In the beginning there was the ODS or operational data store - typically a collection of tables in a relational database. The ODS contained the company's raw data which was used to run historical reports on past transactions. Then came the data marts (DM) essentially a snapshot of the ODS. The BI Analysts who were highly skilled statisticians and mathematicians ran queries against the DM, extracted data from the DM and performed their analyses. But all the analyses in the world could not deliver critical information in a timely manner to help management make better operational decisions to improve customer service and help the bottom line.
The good news is that DMs and Business Intelligence (BI) have evolved significantly over the past decade.

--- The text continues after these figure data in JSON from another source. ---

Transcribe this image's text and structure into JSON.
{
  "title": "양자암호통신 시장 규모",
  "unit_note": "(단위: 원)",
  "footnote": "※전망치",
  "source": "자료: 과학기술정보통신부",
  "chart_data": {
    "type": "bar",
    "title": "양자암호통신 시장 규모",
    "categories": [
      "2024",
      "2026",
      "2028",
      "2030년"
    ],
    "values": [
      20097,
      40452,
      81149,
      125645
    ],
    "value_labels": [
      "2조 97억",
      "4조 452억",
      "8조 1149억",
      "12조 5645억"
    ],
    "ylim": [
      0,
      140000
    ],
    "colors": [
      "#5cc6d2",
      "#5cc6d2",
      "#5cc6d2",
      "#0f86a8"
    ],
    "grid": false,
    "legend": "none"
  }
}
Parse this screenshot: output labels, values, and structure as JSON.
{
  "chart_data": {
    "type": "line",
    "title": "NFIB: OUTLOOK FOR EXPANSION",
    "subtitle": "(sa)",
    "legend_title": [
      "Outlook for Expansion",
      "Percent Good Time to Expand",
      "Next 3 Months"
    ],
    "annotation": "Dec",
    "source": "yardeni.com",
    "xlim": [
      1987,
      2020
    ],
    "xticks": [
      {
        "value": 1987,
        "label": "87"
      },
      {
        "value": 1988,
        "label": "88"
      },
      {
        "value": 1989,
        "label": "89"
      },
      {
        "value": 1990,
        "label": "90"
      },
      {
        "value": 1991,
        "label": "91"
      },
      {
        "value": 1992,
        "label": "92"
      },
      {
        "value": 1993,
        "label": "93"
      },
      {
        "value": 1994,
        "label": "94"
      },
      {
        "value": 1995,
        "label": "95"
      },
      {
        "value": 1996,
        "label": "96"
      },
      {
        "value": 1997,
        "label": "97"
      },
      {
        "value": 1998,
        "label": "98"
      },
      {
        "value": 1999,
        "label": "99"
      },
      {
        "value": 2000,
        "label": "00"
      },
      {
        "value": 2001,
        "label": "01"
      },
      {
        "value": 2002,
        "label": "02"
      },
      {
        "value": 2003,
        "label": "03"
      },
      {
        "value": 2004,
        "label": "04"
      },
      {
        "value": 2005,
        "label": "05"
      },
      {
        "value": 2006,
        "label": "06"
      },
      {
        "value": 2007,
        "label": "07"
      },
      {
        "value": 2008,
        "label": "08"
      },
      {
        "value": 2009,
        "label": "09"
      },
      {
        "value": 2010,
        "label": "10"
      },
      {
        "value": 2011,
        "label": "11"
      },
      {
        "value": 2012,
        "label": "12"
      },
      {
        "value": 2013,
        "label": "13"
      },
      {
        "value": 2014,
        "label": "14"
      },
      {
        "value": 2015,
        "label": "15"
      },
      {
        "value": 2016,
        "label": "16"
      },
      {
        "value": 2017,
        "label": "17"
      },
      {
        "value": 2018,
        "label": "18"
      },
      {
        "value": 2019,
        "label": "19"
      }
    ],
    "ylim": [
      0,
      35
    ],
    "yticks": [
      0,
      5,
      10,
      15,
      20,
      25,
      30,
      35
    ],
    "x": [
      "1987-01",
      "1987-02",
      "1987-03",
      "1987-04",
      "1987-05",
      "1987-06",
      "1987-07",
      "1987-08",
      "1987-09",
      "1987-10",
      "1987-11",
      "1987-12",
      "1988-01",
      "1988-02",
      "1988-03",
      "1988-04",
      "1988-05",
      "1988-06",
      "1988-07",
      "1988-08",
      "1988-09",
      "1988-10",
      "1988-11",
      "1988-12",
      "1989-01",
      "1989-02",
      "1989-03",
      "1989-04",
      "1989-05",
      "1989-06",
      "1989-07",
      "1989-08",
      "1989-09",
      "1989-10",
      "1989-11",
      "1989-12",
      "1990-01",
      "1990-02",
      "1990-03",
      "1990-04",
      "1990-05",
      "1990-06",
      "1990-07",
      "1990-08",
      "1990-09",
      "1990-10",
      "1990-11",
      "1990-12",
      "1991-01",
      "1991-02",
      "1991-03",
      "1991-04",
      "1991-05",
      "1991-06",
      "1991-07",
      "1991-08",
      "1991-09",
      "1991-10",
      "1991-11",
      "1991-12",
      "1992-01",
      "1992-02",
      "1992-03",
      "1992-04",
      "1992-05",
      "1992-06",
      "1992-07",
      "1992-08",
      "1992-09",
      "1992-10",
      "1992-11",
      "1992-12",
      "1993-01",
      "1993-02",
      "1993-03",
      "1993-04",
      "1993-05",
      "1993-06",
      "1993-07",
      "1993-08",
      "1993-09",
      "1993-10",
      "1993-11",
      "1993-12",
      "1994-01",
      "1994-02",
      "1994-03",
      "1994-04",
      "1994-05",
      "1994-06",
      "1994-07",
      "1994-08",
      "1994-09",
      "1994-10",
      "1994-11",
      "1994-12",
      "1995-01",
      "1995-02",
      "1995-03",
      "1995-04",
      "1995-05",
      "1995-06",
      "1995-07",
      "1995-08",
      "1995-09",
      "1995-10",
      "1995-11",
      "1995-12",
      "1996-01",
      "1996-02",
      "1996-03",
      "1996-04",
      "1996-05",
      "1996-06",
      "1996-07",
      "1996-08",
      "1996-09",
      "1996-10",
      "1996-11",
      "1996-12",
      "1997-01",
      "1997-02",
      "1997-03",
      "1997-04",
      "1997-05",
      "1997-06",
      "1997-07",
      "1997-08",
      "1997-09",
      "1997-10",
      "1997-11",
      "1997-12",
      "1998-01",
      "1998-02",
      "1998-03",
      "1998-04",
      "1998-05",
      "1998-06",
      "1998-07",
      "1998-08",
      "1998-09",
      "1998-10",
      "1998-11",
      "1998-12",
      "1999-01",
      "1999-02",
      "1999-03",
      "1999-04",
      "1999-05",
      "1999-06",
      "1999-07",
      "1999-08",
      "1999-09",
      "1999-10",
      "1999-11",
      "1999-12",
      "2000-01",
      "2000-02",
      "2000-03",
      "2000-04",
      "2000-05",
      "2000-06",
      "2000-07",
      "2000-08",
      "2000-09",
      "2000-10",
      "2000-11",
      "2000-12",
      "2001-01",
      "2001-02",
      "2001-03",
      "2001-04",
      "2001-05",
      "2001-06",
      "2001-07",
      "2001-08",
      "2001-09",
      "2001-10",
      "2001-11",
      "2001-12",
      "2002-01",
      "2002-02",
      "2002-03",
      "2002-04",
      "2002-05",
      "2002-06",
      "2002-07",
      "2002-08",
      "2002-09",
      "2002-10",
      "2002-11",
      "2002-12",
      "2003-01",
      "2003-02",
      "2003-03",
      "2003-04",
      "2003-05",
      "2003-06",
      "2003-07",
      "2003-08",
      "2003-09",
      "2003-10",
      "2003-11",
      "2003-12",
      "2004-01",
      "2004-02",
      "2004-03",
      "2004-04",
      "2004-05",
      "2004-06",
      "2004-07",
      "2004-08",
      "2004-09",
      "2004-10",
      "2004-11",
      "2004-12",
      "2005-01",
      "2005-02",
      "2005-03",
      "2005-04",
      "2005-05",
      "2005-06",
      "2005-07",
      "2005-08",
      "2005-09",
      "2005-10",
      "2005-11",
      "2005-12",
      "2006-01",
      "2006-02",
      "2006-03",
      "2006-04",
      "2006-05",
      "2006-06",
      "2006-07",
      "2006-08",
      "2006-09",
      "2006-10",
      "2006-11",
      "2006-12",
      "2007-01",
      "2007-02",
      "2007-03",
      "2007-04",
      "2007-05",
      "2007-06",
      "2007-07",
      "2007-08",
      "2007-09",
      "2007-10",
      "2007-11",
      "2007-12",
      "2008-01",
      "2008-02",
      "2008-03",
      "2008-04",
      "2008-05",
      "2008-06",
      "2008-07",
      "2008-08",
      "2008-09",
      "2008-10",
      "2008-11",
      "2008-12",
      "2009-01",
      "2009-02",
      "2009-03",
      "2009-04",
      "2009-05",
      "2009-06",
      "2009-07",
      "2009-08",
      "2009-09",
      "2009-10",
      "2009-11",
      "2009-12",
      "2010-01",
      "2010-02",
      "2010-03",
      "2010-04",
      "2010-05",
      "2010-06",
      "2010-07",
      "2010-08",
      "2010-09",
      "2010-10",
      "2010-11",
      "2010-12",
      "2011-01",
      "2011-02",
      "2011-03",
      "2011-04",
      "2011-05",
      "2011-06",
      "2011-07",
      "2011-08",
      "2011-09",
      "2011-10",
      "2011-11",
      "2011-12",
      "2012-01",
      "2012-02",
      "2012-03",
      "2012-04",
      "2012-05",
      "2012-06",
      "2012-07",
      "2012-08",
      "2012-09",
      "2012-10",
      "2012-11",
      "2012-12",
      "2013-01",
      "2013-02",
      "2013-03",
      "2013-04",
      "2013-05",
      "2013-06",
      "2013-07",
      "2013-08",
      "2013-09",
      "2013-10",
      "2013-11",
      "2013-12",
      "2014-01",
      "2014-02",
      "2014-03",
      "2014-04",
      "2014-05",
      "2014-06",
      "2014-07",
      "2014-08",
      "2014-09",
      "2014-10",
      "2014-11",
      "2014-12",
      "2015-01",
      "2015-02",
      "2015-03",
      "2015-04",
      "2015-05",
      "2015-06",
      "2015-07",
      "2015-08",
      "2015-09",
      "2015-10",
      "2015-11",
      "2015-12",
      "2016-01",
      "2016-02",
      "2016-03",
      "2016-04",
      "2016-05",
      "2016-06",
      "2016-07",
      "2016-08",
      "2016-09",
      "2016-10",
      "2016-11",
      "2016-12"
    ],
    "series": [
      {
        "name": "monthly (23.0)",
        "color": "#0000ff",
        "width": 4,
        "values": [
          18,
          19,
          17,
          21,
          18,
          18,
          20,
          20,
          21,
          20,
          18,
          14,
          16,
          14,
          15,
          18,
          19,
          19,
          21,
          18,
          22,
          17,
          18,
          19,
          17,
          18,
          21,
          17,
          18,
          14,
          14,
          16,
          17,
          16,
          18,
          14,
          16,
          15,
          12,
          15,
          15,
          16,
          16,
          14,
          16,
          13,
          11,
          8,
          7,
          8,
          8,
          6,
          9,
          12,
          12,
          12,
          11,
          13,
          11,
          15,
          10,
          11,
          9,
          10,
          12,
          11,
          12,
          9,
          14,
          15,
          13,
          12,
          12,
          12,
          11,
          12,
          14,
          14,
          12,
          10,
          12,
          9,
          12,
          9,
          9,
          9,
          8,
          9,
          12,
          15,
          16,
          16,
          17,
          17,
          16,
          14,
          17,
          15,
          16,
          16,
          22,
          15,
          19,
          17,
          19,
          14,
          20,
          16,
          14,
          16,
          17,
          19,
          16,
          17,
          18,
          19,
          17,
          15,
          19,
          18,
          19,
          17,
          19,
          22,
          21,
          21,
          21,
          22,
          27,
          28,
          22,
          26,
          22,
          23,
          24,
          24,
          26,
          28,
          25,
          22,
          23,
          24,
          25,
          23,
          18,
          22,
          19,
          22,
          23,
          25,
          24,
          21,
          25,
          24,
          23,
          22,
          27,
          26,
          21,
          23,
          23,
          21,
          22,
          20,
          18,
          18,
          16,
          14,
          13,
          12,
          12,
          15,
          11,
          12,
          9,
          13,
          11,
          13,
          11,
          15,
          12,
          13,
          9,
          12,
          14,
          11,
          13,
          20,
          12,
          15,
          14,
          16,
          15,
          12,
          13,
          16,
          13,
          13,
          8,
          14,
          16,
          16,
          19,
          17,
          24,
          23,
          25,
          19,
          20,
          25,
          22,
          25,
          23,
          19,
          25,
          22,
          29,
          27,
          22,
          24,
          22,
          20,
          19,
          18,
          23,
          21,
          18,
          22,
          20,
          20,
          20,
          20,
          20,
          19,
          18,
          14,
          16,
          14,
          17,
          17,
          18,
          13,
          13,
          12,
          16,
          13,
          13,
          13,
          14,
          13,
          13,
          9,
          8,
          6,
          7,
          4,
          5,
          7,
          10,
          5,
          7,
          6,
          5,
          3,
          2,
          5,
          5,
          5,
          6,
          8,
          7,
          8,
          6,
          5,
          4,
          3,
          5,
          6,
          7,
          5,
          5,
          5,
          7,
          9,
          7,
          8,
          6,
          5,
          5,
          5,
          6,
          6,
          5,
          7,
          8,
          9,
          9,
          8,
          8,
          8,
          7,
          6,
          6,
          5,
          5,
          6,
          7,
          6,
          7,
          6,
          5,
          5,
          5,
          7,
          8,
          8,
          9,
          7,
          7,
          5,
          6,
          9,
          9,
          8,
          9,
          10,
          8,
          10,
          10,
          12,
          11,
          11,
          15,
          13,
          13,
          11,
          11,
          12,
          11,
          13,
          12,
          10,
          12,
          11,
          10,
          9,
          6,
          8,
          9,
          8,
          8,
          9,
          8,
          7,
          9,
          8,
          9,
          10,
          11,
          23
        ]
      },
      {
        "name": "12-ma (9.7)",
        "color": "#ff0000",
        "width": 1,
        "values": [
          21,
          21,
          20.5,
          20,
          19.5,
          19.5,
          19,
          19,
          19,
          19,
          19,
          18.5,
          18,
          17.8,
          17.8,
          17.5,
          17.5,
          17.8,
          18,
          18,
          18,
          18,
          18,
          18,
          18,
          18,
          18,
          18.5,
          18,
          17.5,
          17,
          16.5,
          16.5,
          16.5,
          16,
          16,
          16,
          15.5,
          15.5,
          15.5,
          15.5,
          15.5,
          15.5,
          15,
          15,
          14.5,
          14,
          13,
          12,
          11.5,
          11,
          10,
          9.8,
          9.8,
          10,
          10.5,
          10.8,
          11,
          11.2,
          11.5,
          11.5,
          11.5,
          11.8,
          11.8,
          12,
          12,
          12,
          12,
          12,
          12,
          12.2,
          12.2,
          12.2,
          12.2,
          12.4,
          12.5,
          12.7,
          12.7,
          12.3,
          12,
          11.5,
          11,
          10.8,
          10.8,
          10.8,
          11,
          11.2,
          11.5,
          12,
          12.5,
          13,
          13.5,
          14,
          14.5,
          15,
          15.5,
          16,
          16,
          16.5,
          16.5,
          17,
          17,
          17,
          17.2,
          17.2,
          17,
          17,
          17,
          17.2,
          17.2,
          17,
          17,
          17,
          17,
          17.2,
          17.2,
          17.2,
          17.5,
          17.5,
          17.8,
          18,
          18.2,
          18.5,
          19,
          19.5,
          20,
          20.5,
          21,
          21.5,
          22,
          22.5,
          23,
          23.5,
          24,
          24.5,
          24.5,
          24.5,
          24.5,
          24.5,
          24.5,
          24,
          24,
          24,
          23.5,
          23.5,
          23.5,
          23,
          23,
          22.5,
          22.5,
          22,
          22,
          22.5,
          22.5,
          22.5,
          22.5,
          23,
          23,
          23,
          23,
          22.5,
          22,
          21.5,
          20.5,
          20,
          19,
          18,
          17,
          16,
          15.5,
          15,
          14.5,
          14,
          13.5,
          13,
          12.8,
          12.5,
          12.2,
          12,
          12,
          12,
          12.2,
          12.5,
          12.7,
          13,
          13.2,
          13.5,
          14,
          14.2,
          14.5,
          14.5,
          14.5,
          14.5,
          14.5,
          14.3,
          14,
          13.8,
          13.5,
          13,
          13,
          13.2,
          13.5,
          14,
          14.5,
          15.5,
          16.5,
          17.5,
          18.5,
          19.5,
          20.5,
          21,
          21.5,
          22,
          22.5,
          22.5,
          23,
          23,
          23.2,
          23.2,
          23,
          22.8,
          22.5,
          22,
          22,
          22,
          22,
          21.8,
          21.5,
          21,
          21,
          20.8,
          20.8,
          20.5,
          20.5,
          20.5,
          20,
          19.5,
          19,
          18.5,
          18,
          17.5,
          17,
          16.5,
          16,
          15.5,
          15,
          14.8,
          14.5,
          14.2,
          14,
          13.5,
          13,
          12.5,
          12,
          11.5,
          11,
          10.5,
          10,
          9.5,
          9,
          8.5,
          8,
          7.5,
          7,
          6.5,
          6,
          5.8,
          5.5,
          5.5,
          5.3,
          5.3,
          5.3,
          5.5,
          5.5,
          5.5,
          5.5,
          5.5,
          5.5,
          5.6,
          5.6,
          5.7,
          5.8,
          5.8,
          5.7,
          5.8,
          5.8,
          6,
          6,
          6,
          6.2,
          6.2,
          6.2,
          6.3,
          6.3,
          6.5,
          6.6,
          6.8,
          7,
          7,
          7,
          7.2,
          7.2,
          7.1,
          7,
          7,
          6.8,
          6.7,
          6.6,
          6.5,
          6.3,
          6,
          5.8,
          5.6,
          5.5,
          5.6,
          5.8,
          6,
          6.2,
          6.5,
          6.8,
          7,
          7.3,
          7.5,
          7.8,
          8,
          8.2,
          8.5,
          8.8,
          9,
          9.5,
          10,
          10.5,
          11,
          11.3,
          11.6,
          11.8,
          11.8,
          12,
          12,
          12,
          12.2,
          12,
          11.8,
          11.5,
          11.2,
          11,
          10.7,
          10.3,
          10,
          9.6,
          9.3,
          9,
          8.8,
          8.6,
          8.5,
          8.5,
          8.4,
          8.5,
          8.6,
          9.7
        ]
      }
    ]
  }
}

It is no longer acceptable to have DMs that are just time-stamped snapshots of the ODS. The raw data in the ODS has to be cleansed, massaged and distilled...and I mean distilled...into useful information stored in formats like, cubes, dimensional entities and aggregates in columnar structures at various levels of granularity and recency so that the analysts can visualize, manipulate and study the data from different angles.
What has changed in BI in the past decade?
Data Frequency - real-time or close to real-time
Daily or weekly snapshots of the ODS are no longer acceptable for making decisions. This means that we need to have intra-day data marts as close to real-time as possible that contain only a subset of data that renders recent customer transactions and activities very quickly. Intra-day snapshots of data are trickle fed through data filters into real-time data marts, allowing operational personnel the ability to analyze events occurring during the day of the event. As you can imagine, this means that the volume of data being stored increases substantially. The main ODS and OLAP data mart now contain tens of terabytes to hundreds of terabytes (even petabytes!) to support all forms of BI now. And it should be noted that the granularity of the data for operational BI must be at the lowest level of detail. All this means that, not only does the ODS and OLAP DM infrastructure have to handle faster, more frequent loads of data, but seamless scalability is mandatory – whether it is for storing and processing increased volumes of data, or maintaining the integrity of the environment (backups, failovers, etc.)
Performance - instant gratification
While performance in traditional BI environments has always been important, it is now critical that responses to queries against the intra-day real-time data mart be almost instantaneous. In many instances, requests originate from and responses are received on handheld wireless devices. Communication is no longer one-way. In other words, users are able to send back comments and feedback which contain valuable information (unfortunately in unstructured textual format in many instances) that must be captured, parsed, stored and fed into the ETL process. Add to this the fact that the environment must still support traditional BI users. A mixed environment with ODS, the traditional data mart (OLAP) and the real-time data mart means the software must have the ability to prioritize and route queries, not only according to their importance to the enterprise but also based on data and response requirements.
Number of users - scalability
There was a time when Business Intelligence was the domain of only statisticians and mathematicians who extracted data from historical snapshots of the ODS to perform their magic. Gone are those days. Now BI and analytics are used by business users and even customers want to get into the act since they want access to their transaction history and past experiences at a particular store or web site. Here's another catch. Not all users are human. There are web-bots that roam in and around the data marts trying to detect patterns, do simulations and project outcomes. All of this puts a tremendous strain on the network, server and infrastructure that must be horizontally and vertically scalable to support the onslaught of requests, queries and analytics being thrown at them.
Unstructured Data - Facebook, YouTube, blogs and other social media
Unstructured data is increasingly being used to make critical decisions. The ETL process has to be retooled to handle different forms of textual, audio and video data. The technical challenges that this poses are quite steep since most BI environments are just not set up to handle unstructured data. The space requirements of the ODS and data marts are expected to grow exponentially because of this; processing capabilities required to parse and convert unstructured data into a structured format puts a tremendous strain on the processing and infrastructure requirements, which in turn has a direct impact on scalability and performance.
The following diagram illustrates a typical BI system of today.
While the "Daily ETL" process takes in data from all data sources to perform incremental updates on the ODS and OLAP data mart, the "Real-time ETL" also called an intra-day ETL accepts transactions through a filter configured to feed only transactions that are deemed to meet the "recency" criterion. This essentially limits the data to transactions and customer behavior that are needed to make decisions based on events occuring during the day. Unstructured data coming back from a customer's handheld device is staged in a daily customer tracking DB and fed into the "Daily ETL" process along with data from all the regular data sources. It is also fed into the "Real-time ETL" process so that it is immediately available in the Real-time data mart.
Data marts and BI systems of the future must be completely rules-meta-data-driven capable of self-learning and able to modify their behavior based on usage and data types that are yet unknown.